Fat, oil and grease (known as FOG) – notorious for solidifying inside pipes and concrete sewers – causes half of all sewer blockages in the United States and 40% in Australia. The cost of these blockages in terms of maintenance and rehabilitation is estimated at US$25 billion in the US and A$100 million in Australia per year.
It is the mixture of fat, oil and grease with calcium and water in sewers that often leads to the formation of fatbergs. But the team’s zinc-enhanced polyurethane coating offers a promising sustainable solution by reducing the release of calcium from concrete blocks by up to 80% compared with uncoated concrete.
The study led by Dr Biplob Pramanik mimicked a sewer environment under extreme conditions that rapidly sped up the fatberg formation process over 30 days.
It showed the coating reduced build-up of FOG on concrete by 30% compared to non-coated concrete.
“The reduction of fat, oil and grease build-up can be attributed to the significantly reduced release of calcium from coated concrete, as well as less sticking of FOG on the coating surface compared to the rough, uncoated concrete surface,” said Pramanik, Director of Water: Effective Technologies and Tools (WETT) Research Centre at RMIT.
“Traditional coatings like magnesium hydroxide, widely used for over two decades, are effective in controlling sewer corrosion but can inadvertently contribute to FOG build-up by interacting with fatty acids.”
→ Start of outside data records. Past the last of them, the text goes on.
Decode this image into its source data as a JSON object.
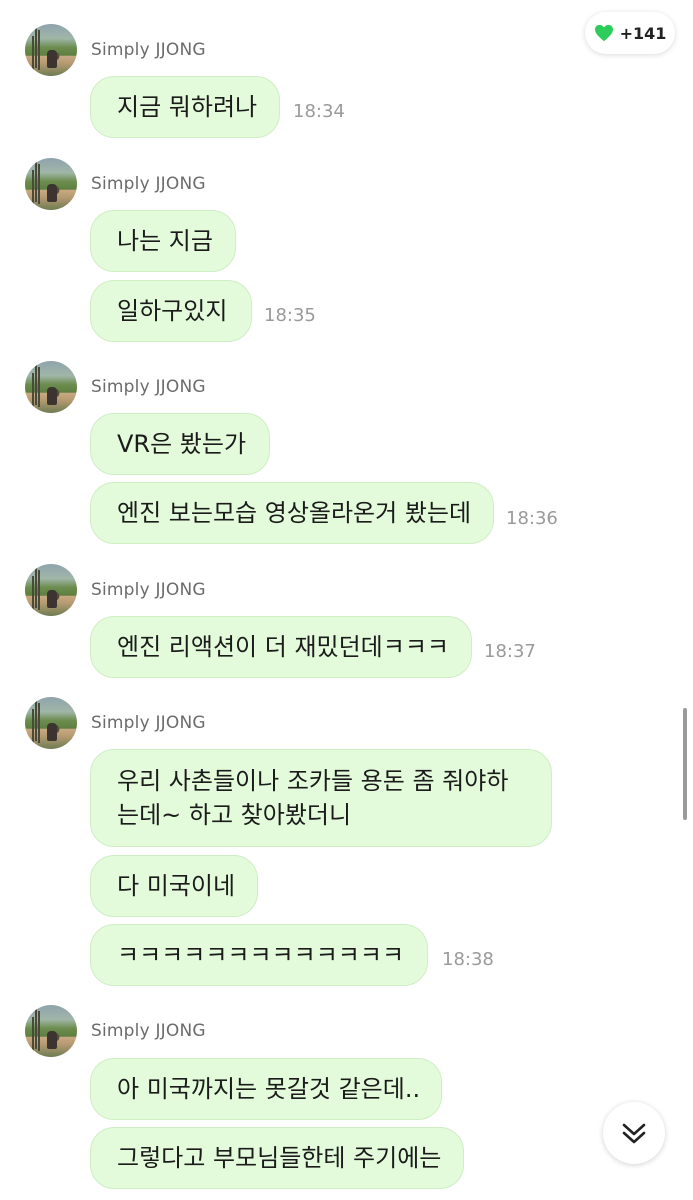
{
  "reactions": {
    "icon": "green-heart-icon",
    "count": "+141",
    "color": "#2ecc5a"
  },
  "sender_name": "Simply JJONG",
  "groups": [
    {
      "messages": [
        {
          "text": "지금 뭐하려나",
          "time": "18:34"
        }
      ]
    },
    {
      "messages": [
        {
          "text": "나는 지금",
          "time": ""
        },
        {
          "text": "일하구있지",
          "time": "18:35"
        }
      ]
    },
    {
      "messages": [
        {
          "text": "VR은 봤는가",
          "time": ""
        },
        {
          "text": "엔진 보는모습 영상올라온거 봤는데",
          "time": "18:36"
        }
      ]
    },
    {
      "messages": [
        {
          "text": "엔진 리액션이 더 재밌던데ㅋㅋㅋ",
          "time": "18:37"
        }
      ]
    },
    {
      "messages": [
        {
          "text": "우리 사촌들이나 조카들 용돈 좀 줘야하는데~ 하고 찾아봤더니",
          "time": ""
        },
        {
          "text": "다 미국이네",
          "time": ""
        },
        {
          "text": "ㅋㅋㅋㅋㅋㅋㅋㅋㅋㅋㅋㅋㅋ",
          "time": "18:38"
        }
      ]
    },
    {
      "messages": [
        {
          "text": "아 미국까지는 못갈것 같은데..",
          "time": ""
        },
        {
          "text": "그렇다고 부모님들한테 주기에는",
          "time": ""
        }
      ]
    }
  ],
  "bubble_color": "#e3fbdb",
  "scroll_button_icon": "double-chevron-down-icon"
}
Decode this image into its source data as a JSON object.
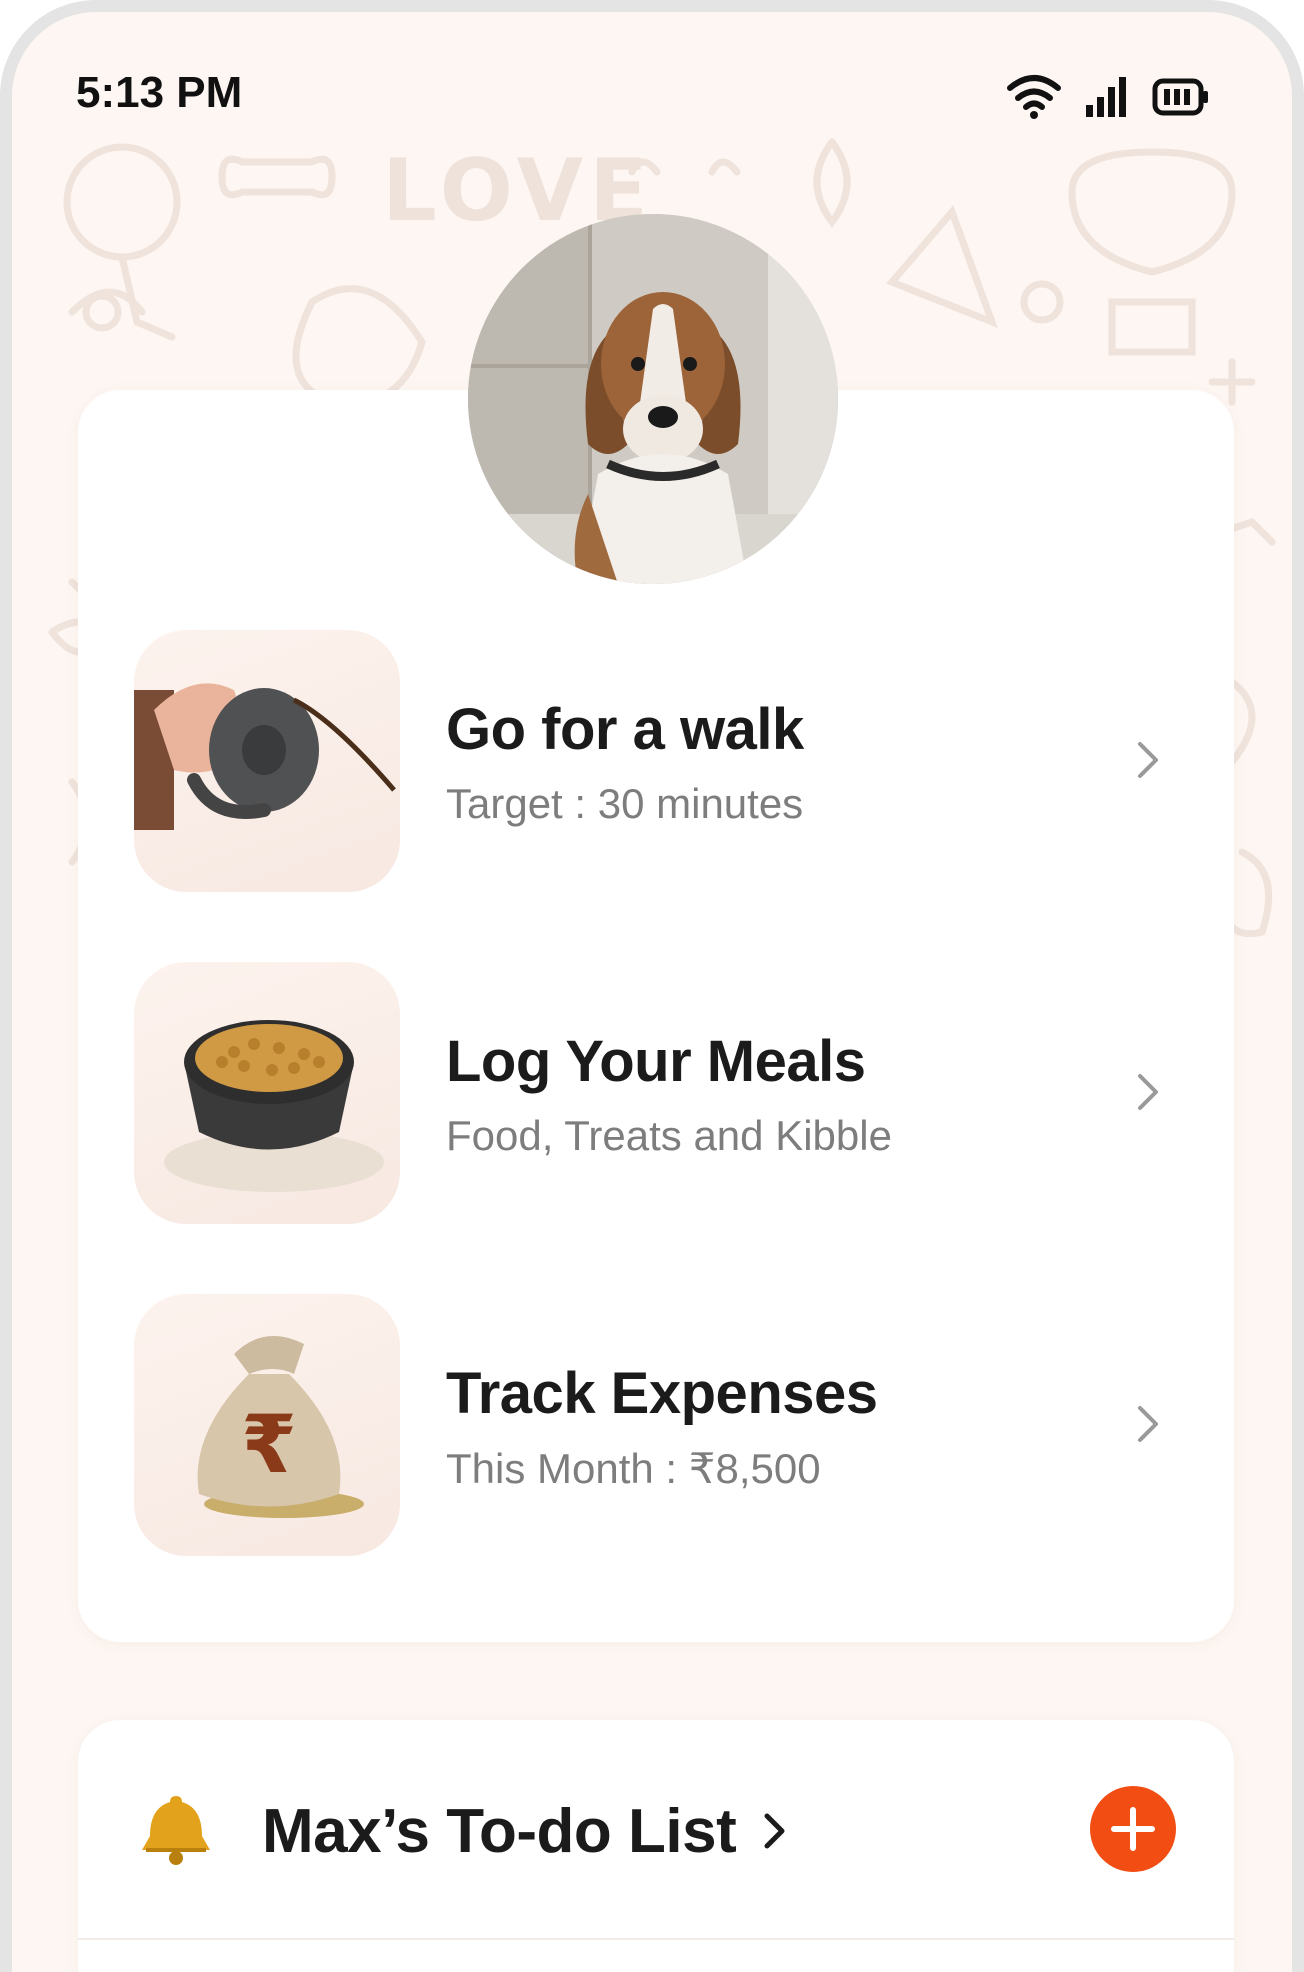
{
  "status_bar": {
    "time": "5:13 PM",
    "icons": [
      "wifi-icon",
      "signal-icon",
      "battery-icon"
    ]
  },
  "pet": {
    "avatar": "dog-avatar"
  },
  "activities": [
    {
      "title": "Go for a walk",
      "subtitle": "Target : 30 minutes",
      "icon": "leash-image"
    },
    {
      "title": "Log Your Meals",
      "subtitle": "Food, Treats and Kibble",
      "icon": "food-bowl-image"
    },
    {
      "title": "Track Expenses",
      "subtitle": "This Month : ₹8,500",
      "icon": "money-bag-image"
    }
  ],
  "todo": {
    "title": "Max’s To-do List",
    "icon": "bell-icon",
    "add_icon": "plus-icon"
  },
  "colors": {
    "background": "#fdf6f2",
    "card": "#ffffff",
    "accent": "#f24d12",
    "title_text": "#1b1b1b",
    "subtitle_text": "#7d7d7d"
  }
}
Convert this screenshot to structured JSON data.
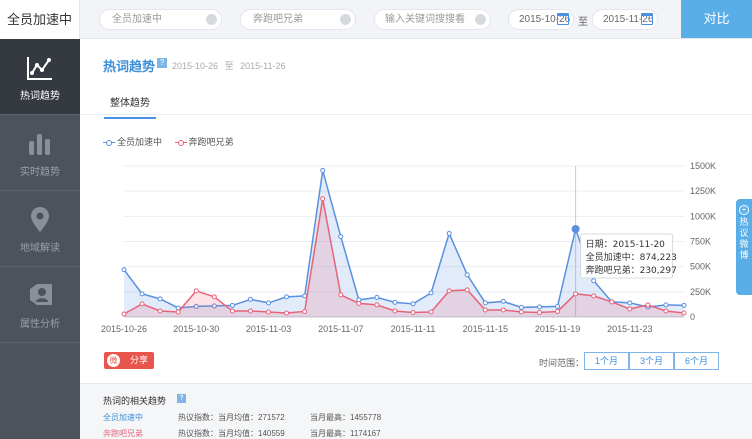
{
  "app": {
    "title": "全员加速中"
  },
  "search": {
    "keyword1": "全员加速中",
    "keyword2": "奔跑吧兄弟",
    "placeholder": "输入关键词搜搜看",
    "date_from": "2015-10-26",
    "date_sep": "至",
    "date_to": "2015-11-26",
    "compare_label": "对比"
  },
  "sidebar": {
    "items": [
      {
        "label": "热词趋势",
        "icon": "trend-chart-icon",
        "active": true
      },
      {
        "label": "实时趋势",
        "icon": "bars-icon",
        "active": false
      },
      {
        "label": "地域解读",
        "icon": "map-pin-icon",
        "active": false
      },
      {
        "label": "属性分析",
        "icon": "person-tag-icon",
        "active": false
      }
    ]
  },
  "main": {
    "title": "热词趋势",
    "help": "?",
    "range_from": "2015-10-26",
    "range_sep": "至",
    "range_to": "2015-11-26",
    "tab": "整体趋势"
  },
  "colors": {
    "series1": "#5a90e0",
    "series2": "#e8637a",
    "accent": "#5aaee8"
  },
  "chart_data": {
    "type": "area",
    "x": [
      "2015-10-26",
      "2015-10-27",
      "2015-10-28",
      "2015-10-29",
      "2015-10-30",
      "2015-10-31",
      "2015-11-01",
      "2015-11-02",
      "2015-11-03",
      "2015-11-04",
      "2015-11-05",
      "2015-11-06",
      "2015-11-07",
      "2015-11-08",
      "2015-11-09",
      "2015-11-10",
      "2015-11-11",
      "2015-11-12",
      "2015-11-13",
      "2015-11-14",
      "2015-11-15",
      "2015-11-16",
      "2015-11-17",
      "2015-11-18",
      "2015-11-19",
      "2015-11-20",
      "2015-11-21",
      "2015-11-22",
      "2015-11-23",
      "2015-11-24",
      "2015-11-25",
      "2015-11-26"
    ],
    "xticks": [
      "2015-10-26",
      "2015-10-30",
      "2015-11-03",
      "2015-11-07",
      "2015-11-11",
      "2015-11-15",
      "2015-11-19",
      "2015-11-23"
    ],
    "yticks": [
      "0",
      "250K",
      "500K",
      "750K",
      "1000K",
      "1250K",
      "1500K"
    ],
    "ylim": [
      0,
      1500000
    ],
    "series": [
      {
        "name": "全员加速中",
        "values": [
          470000,
          230000,
          180000,
          90000,
          105000,
          110000,
          115000,
          175000,
          140000,
          200000,
          210000,
          1455778,
          800000,
          170000,
          195000,
          145000,
          130000,
          240000,
          830000,
          420000,
          140000,
          155000,
          95000,
          100000,
          105000,
          874223,
          360000,
          150000,
          140000,
          100000,
          120000,
          115000
        ]
      },
      {
        "name": "奔跑吧兄弟",
        "values": [
          30000,
          130000,
          60000,
          50000,
          260000,
          200000,
          60000,
          60000,
          50000,
          40000,
          55000,
          1174167,
          220000,
          135000,
          120000,
          60000,
          45000,
          50000,
          260000,
          270000,
          70000,
          70000,
          50000,
          45000,
          55000,
          230297,
          210000,
          150000,
          80000,
          120000,
          60000,
          40000
        ]
      }
    ],
    "tooltip": {
      "date_line": "日期：2015-11-20",
      "line1": "全员加速中：874,223",
      "line2": "奔跑吧兄弟：230,297",
      "index": 25
    }
  },
  "share": {
    "label": "分享",
    "icon": "weibo-icon"
  },
  "time_range": {
    "label": "时间范围：",
    "buttons": [
      "1个月",
      "3个月",
      "6个月"
    ]
  },
  "related": {
    "title": "热词的相关趋势",
    "help": "?",
    "rows": [
      {
        "keyword": "全员加速中",
        "avg": "热议指数：当月均值：271572",
        "max": "当月最高：1455778"
      },
      {
        "keyword": "奔跑吧兄弟",
        "avg": "热议指数：当月均值：140559",
        "max": "当月最高：1174167"
      }
    ]
  },
  "float_tab": {
    "label": "热议微博"
  }
}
The team’s invention is stable in water and withstands temperatures of up to 850 degrees Celsius. It is also self-healing at room temperature, meaning it can repair any damage to itself and extend its lifespan.
“We drew inspiration from the regenerative capabilities observed in nature, including human skin’s ability to heal itself,” Pramanik said.
Co-researcher Dr Sachin Yadav said the team examined the healing performance of the coatings by inflicting surface scratches with a blade.
“The creation of surface scratches on the self-healing polyurethane coating sample triggered the healing process,” Yadav said.
“After the healing period, we observed a noticeable improvement in the surface scratches.”